3. Faktor siswa itu sendiri
Dalam diri setiap individu terdapat dua hal penting yang dapat mempengaruhi segala tindakan individu tersebut. Kedua hal itu adalah sugesti dan motivasi. Matematika adalah pelajaran yang secara turun temurun dianggap sebagai musuh besar bagi para siswa karena tingkat kesulitan yang dimilikinya. Hal ini telah tersugesti kepada setiap siswa sehingga sebelum mencoba, mereka menganggapnya sulit. Hal ini dibarengi dengan rendahnya motivasi siswa untuk mampu menyelesaikan soal matematika. Padahal sesungguhnya, jika ada sedikit motivasi untuk mencoba, mereka dapat menemukan bahwa matematika itu menyenangkan.
Paradigma seperti ini yang harus bisa diubah. Perlu terobosan baru untuk menjadikan matematika itu menyenangkan bagi siswa. Agar matematika terkesan menyenangkan dan tidak monoton perlu adanya beberapa alternatif untuk menunjang hal tersebut.

Menurut beberapa ahli matematika bukanlah ilmu yang terlepas dari masalah kehidupan sehari-hari. Matematika berguna untuk menyelesaikan masalah-masalah kehidupan yang berhubungan dengan perhitungan. Perkembangan teknologi saat ini pun tidak lepas dari perkembangan matematika.
Matematika adalah mata pelajaran yang harus dipelajari mulai dari sekolah dasar agar siswa mampu mengembangkan kemampuannya dalam berpikir logis, analisis, kreatif, sistematis, kritis dan juga bekerja sama.

Karena itu, dibutuhkan beberapa upaya agar dapat mengubah pandangan negatif siswa tentang matematika. Antara lain:
  1. Memberikan informasi pengetahuan kepada peserta didik tentang kegunaan matematika secara keseluruhan dalam kehidupan sehari-hari di semua bidang.

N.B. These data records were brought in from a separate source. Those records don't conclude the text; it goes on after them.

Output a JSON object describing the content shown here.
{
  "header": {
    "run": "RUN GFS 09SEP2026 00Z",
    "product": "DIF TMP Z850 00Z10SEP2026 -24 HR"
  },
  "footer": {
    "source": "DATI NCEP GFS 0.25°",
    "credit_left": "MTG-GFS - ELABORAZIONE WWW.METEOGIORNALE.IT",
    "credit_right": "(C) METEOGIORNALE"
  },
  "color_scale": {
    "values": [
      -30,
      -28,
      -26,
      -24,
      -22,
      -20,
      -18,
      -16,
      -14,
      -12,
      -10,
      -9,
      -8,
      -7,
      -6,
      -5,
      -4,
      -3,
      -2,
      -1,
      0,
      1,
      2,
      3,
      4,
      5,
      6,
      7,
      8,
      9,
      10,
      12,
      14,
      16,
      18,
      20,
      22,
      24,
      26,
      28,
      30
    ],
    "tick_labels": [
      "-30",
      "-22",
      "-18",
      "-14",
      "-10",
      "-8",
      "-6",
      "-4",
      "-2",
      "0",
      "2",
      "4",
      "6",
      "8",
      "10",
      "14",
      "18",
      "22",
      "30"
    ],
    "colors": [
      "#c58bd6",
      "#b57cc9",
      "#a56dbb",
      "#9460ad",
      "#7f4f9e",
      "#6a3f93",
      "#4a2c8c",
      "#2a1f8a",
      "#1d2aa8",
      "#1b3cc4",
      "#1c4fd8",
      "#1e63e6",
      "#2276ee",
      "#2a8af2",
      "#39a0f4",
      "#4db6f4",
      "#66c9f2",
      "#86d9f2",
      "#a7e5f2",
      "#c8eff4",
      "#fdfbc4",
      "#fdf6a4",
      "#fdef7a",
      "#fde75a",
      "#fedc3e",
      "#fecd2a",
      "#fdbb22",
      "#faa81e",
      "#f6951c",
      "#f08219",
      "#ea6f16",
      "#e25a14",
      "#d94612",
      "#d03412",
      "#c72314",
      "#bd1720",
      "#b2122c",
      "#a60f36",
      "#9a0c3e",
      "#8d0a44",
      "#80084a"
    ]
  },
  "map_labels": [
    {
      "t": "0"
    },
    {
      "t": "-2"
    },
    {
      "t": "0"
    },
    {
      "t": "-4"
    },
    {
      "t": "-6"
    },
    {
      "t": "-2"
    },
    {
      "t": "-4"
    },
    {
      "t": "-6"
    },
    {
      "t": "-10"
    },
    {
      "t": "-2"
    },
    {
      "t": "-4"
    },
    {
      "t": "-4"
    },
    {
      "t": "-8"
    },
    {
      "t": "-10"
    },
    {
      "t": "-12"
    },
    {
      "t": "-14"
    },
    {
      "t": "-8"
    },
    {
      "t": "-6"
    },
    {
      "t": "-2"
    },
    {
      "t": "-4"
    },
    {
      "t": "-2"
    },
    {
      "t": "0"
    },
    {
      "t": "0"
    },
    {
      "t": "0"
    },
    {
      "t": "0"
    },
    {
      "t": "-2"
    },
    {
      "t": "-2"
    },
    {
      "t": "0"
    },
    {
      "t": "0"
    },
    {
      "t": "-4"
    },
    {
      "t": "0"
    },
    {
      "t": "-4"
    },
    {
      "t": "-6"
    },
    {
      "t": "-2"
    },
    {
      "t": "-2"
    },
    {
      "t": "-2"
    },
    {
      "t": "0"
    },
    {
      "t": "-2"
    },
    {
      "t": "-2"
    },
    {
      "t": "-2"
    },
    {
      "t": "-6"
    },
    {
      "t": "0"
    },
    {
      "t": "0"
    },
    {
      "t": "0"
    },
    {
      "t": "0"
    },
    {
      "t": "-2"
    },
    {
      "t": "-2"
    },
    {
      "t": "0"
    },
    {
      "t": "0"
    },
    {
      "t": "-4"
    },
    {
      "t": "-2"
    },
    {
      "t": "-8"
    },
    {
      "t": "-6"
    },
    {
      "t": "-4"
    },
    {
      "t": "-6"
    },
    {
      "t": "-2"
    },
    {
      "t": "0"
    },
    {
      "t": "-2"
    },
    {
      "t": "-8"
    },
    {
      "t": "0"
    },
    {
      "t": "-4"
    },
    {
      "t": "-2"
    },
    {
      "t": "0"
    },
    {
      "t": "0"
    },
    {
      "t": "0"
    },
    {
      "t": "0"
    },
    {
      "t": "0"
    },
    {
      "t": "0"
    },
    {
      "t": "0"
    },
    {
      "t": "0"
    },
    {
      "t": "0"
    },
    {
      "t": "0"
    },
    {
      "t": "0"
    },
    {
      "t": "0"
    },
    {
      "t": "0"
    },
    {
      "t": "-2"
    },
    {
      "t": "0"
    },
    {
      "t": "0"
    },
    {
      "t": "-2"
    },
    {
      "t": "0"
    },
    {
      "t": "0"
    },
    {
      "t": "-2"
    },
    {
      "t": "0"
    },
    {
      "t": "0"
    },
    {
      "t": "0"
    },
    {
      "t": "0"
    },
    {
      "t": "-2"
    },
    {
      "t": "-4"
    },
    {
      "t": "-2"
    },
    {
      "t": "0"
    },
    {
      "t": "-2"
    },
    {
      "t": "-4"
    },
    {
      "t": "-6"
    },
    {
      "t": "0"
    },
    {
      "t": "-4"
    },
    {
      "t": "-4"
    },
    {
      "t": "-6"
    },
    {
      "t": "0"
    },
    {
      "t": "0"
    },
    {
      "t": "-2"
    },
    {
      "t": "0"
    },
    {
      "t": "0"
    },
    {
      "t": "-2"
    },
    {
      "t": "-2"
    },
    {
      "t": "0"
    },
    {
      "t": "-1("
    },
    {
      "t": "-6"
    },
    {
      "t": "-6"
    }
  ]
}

  2. Memberikan informasi kepada peserta didik tentang fungsi materi matematika yang akan dipelajarai dalam penyelesaian masalah kehidupan sehari-hari.
  3. Memberikan materi pelajaran matematika dengan menyenangkan, hal tersebut dapat dilakukan dengan memberikan sedikit cerita tentang sejarah ditemukannya materi tersebut sebelum dimulainya pelajaran.

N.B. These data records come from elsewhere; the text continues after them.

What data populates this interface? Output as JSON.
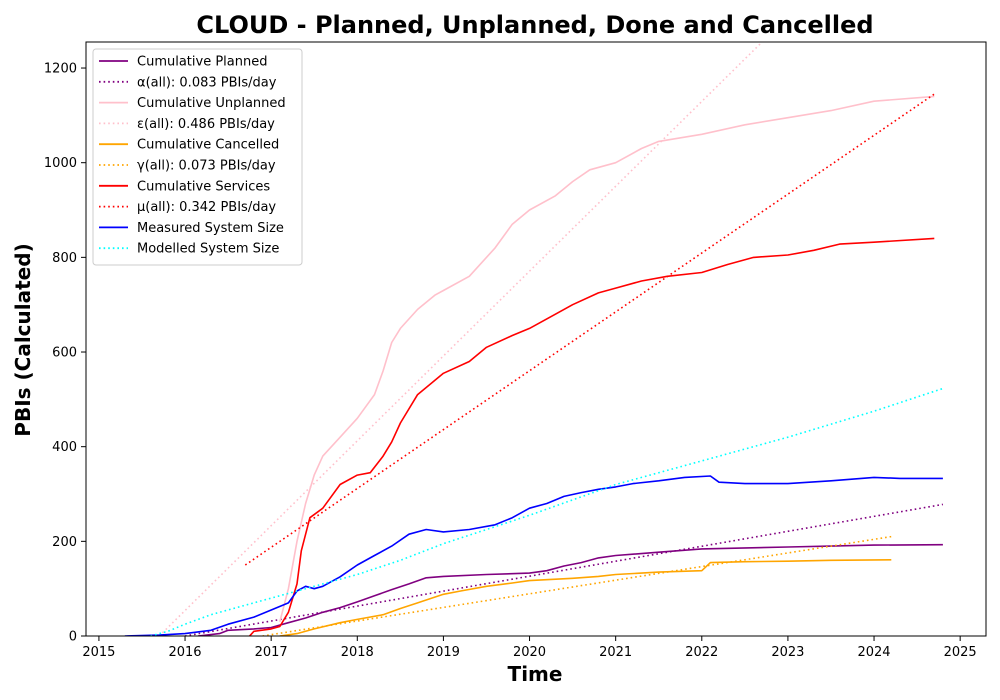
{
  "chart_data": {
    "type": "line",
    "title": "CLOUD - Planned, Unplanned, Done  and Cancelled",
    "xlabel": "Time",
    "ylabel": "PBIs (Calculated)",
    "xlim": [
      2014.85,
      2025.3
    ],
    "ylim": [
      0,
      1255
    ],
    "xticks": [
      2015,
      2016,
      2017,
      2018,
      2019,
      2020,
      2021,
      2022,
      2023,
      2024,
      2025
    ],
    "yticks": [
      0,
      200,
      400,
      600,
      800,
      1000,
      1200
    ],
    "legend_position": "top-left",
    "grid": false,
    "series": [
      {
        "name": "Cumulative Planned",
        "color": "#800080",
        "style": "solid",
        "points": [
          [
            2016.15,
            0
          ],
          [
            2016.4,
            5
          ],
          [
            2016.5,
            12
          ],
          [
            2016.8,
            15
          ],
          [
            2017.0,
            18
          ],
          [
            2017.2,
            28
          ],
          [
            2017.4,
            38
          ],
          [
            2017.6,
            50
          ],
          [
            2017.8,
            60
          ],
          [
            2018.0,
            72
          ],
          [
            2018.2,
            85
          ],
          [
            2018.4,
            98
          ],
          [
            2018.6,
            110
          ],
          [
            2018.8,
            123
          ],
          [
            2019.0,
            126
          ],
          [
            2019.5,
            130
          ],
          [
            2020.0,
            133
          ],
          [
            2020.2,
            138
          ],
          [
            2020.4,
            148
          ],
          [
            2020.6,
            155
          ],
          [
            2020.8,
            165
          ],
          [
            2021.0,
            170
          ],
          [
            2021.5,
            177
          ],
          [
            2022.0,
            184
          ],
          [
            2023.0,
            188
          ],
          [
            2023.5,
            190
          ],
          [
            2024.0,
            192
          ],
          [
            2024.8,
            193
          ]
        ]
      },
      {
        "name": "α(all): 0.083 PBIs/day",
        "color": "#800080",
        "style": "dotted",
        "points": [
          [
            2016.0,
            0
          ],
          [
            2024.8,
            278
          ]
        ]
      },
      {
        "name": "Cumulative Unplanned",
        "color": "#ffc0cb",
        "style": "solid",
        "points": [
          [
            2017.1,
            30
          ],
          [
            2017.2,
            100
          ],
          [
            2017.3,
            200
          ],
          [
            2017.4,
            280
          ],
          [
            2017.5,
            340
          ],
          [
            2017.6,
            380
          ],
          [
            2017.8,
            420
          ],
          [
            2018.0,
            460
          ],
          [
            2018.2,
            510
          ],
          [
            2018.3,
            560
          ],
          [
            2018.4,
            620
          ],
          [
            2018.5,
            650
          ],
          [
            2018.7,
            690
          ],
          [
            2018.9,
            720
          ],
          [
            2019.0,
            730
          ],
          [
            2019.3,
            760
          ],
          [
            2019.6,
            820
          ],
          [
            2019.8,
            870
          ],
          [
            2020.0,
            900
          ],
          [
            2020.3,
            930
          ],
          [
            2020.5,
            960
          ],
          [
            2020.7,
            985
          ],
          [
            2021.0,
            1000
          ],
          [
            2021.3,
            1030
          ],
          [
            2021.5,
            1045
          ],
          [
            2022.0,
            1060
          ],
          [
            2022.5,
            1080
          ],
          [
            2023.0,
            1095
          ],
          [
            2023.5,
            1110
          ],
          [
            2024.0,
            1130
          ],
          [
            2024.7,
            1140
          ]
        ]
      },
      {
        "name": "ε(all): 0.486 PBIs/day",
        "color": "#ffc0cb",
        "style": "dotted",
        "points": [
          [
            2015.7,
            0
          ],
          [
            2022.7,
            1255
          ]
        ]
      },
      {
        "name": "Cumulative Cancelled",
        "color": "#ffa500",
        "style": "solid",
        "points": [
          [
            2017.1,
            0
          ],
          [
            2017.3,
            5
          ],
          [
            2017.5,
            15
          ],
          [
            2017.8,
            28
          ],
          [
            2018.0,
            35
          ],
          [
            2018.3,
            45
          ],
          [
            2018.5,
            58
          ],
          [
            2018.7,
            70
          ],
          [
            2019.0,
            88
          ],
          [
            2019.2,
            95
          ],
          [
            2019.5,
            105
          ],
          [
            2019.8,
            112
          ],
          [
            2020.0,
            117
          ],
          [
            2020.5,
            122
          ],
          [
            2020.8,
            126
          ],
          [
            2021.0,
            130
          ],
          [
            2021.5,
            135
          ],
          [
            2022.0,
            138
          ],
          [
            2022.1,
            155
          ],
          [
            2022.5,
            157
          ],
          [
            2023.0,
            158
          ],
          [
            2023.5,
            160
          ],
          [
            2024.2,
            161
          ]
        ]
      },
      {
        "name": "γ(all): 0.073 PBIs/day",
        "color": "#ffa500",
        "style": "dotted",
        "points": [
          [
            2016.9,
            0
          ],
          [
            2024.2,
            210
          ]
        ]
      },
      {
        "name": "Cumulative Services",
        "color": "#ff0000",
        "style": "solid",
        "points": [
          [
            2016.75,
            0
          ],
          [
            2016.8,
            10
          ],
          [
            2017.0,
            15
          ],
          [
            2017.1,
            20
          ],
          [
            2017.2,
            50
          ],
          [
            2017.3,
            110
          ],
          [
            2017.35,
            180
          ],
          [
            2017.45,
            250
          ],
          [
            2017.6,
            270
          ],
          [
            2017.8,
            320
          ],
          [
            2018.0,
            340
          ],
          [
            2018.15,
            345
          ],
          [
            2018.3,
            380
          ],
          [
            2018.4,
            410
          ],
          [
            2018.5,
            450
          ],
          [
            2018.7,
            510
          ],
          [
            2018.9,
            540
          ],
          [
            2019.0,
            555
          ],
          [
            2019.3,
            580
          ],
          [
            2019.5,
            610
          ],
          [
            2019.8,
            635
          ],
          [
            2020.0,
            650
          ],
          [
            2020.3,
            680
          ],
          [
            2020.5,
            700
          ],
          [
            2020.8,
            725
          ],
          [
            2021.0,
            735
          ],
          [
            2021.3,
            750
          ],
          [
            2021.6,
            760
          ],
          [
            2022.0,
            768
          ],
          [
            2022.3,
            785
          ],
          [
            2022.6,
            800
          ],
          [
            2023.0,
            805
          ],
          [
            2023.3,
            815
          ],
          [
            2023.6,
            828
          ],
          [
            2024.0,
            832
          ],
          [
            2024.7,
            840
          ]
        ]
      },
      {
        "name": "μ(all): 0.342 PBIs/day",
        "color": "#ff0000",
        "style": "dotted",
        "points": [
          [
            2016.7,
            150
          ],
          [
            2024.7,
            1145
          ]
        ]
      },
      {
        "name": "Measured System Size",
        "color": "#0000ff",
        "style": "solid",
        "points": [
          [
            2015.3,
            0
          ],
          [
            2015.7,
            2
          ],
          [
            2016.0,
            5
          ],
          [
            2016.3,
            12
          ],
          [
            2016.5,
            25
          ],
          [
            2016.8,
            40
          ],
          [
            2017.0,
            55
          ],
          [
            2017.2,
            70
          ],
          [
            2017.3,
            95
          ],
          [
            2017.4,
            105
          ],
          [
            2017.5,
            100
          ],
          [
            2017.6,
            105
          ],
          [
            2017.8,
            125
          ],
          [
            2018.0,
            150
          ],
          [
            2018.2,
            170
          ],
          [
            2018.4,
            190
          ],
          [
            2018.6,
            215
          ],
          [
            2018.8,
            225
          ],
          [
            2019.0,
            220
          ],
          [
            2019.3,
            225
          ],
          [
            2019.6,
            235
          ],
          [
            2019.8,
            250
          ],
          [
            2020.0,
            270
          ],
          [
            2020.2,
            280
          ],
          [
            2020.4,
            295
          ],
          [
            2020.6,
            303
          ],
          [
            2020.8,
            310
          ],
          [
            2021.0,
            315
          ],
          [
            2021.2,
            322
          ],
          [
            2021.5,
            328
          ],
          [
            2021.8,
            335
          ],
          [
            2022.1,
            338
          ],
          [
            2022.2,
            325
          ],
          [
            2022.5,
            322
          ],
          [
            2023.0,
            322
          ],
          [
            2023.5,
            328
          ],
          [
            2024.0,
            335
          ],
          [
            2024.3,
            333
          ],
          [
            2024.8,
            333
          ]
        ]
      },
      {
        "name": "Modelled System Size",
        "color": "#00ffff",
        "style": "dotted",
        "points": [
          [
            2015.6,
            0
          ],
          [
            2015.8,
            10
          ],
          [
            2016.0,
            25
          ],
          [
            2016.3,
            45
          ],
          [
            2016.7,
            65
          ],
          [
            2017.0,
            80
          ],
          [
            2017.5,
            105
          ],
          [
            2018.0,
            130
          ],
          [
            2018.5,
            160
          ],
          [
            2019.0,
            195
          ],
          [
            2020.0,
            255
          ],
          [
            2021.0,
            320
          ],
          [
            2022.0,
            370
          ],
          [
            2023.0,
            420
          ],
          [
            2024.0,
            475
          ],
          [
            2024.8,
            523
          ]
        ]
      }
    ]
  }
}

  4. Dalam penyampaian materi sebelum mengenalkan rumus-rumus, terlebih dahulu memberikan permasalahan dalam kehidupan sehari-hari yang berhubungan dengan materi/rumus yang akan disampaikan.
  5. Jika materi yang akan disampaikan menurut ukuran peserta didik termasuk materi yang sulit, maka memberikan materi dan persoalan dengan cara dimulai dari hal yang mudah.
  6. Memberikan materi dengan bahasa yang sederhana dan mudah dipahami peserta didik (tidak bergantung pada bahasa matematika).
Selain guru, pemerintah pun mempunyai peran penting dalam mengubah pandangan siswa tentang matematika. Agar materi matematika mudah dipahami oleh siswa, pemerintah terutama kementrian pendidikan nasional juga harus ikut berperan, antara lain:
  1. Untuk segera mengevaluasi standar kompetensi pelajaran matematika yang tertuang di dalam standar isi.
  2. Menyesuaikan standar kompetensi pelajaran matematika dengan usia perkembangan peserta didik.
  3. Menyederhanakan materi pelajaran matematika, namun lebih memperdalam kompetensi pelajaran matematika.
Jika hal ini dapat dilakukan pemerintah, maka guru-guru dapat menyampaikan materi pelajaran matematika dengan mengeksplore seluruh kemampuan siswa, dan mengaplikasikan dalam kehidupan sehari-hari melalui media yang memadai.

Jadi, para pejuang matematika apakah akan terus membiarkan paradigma negatif ini berlanjut?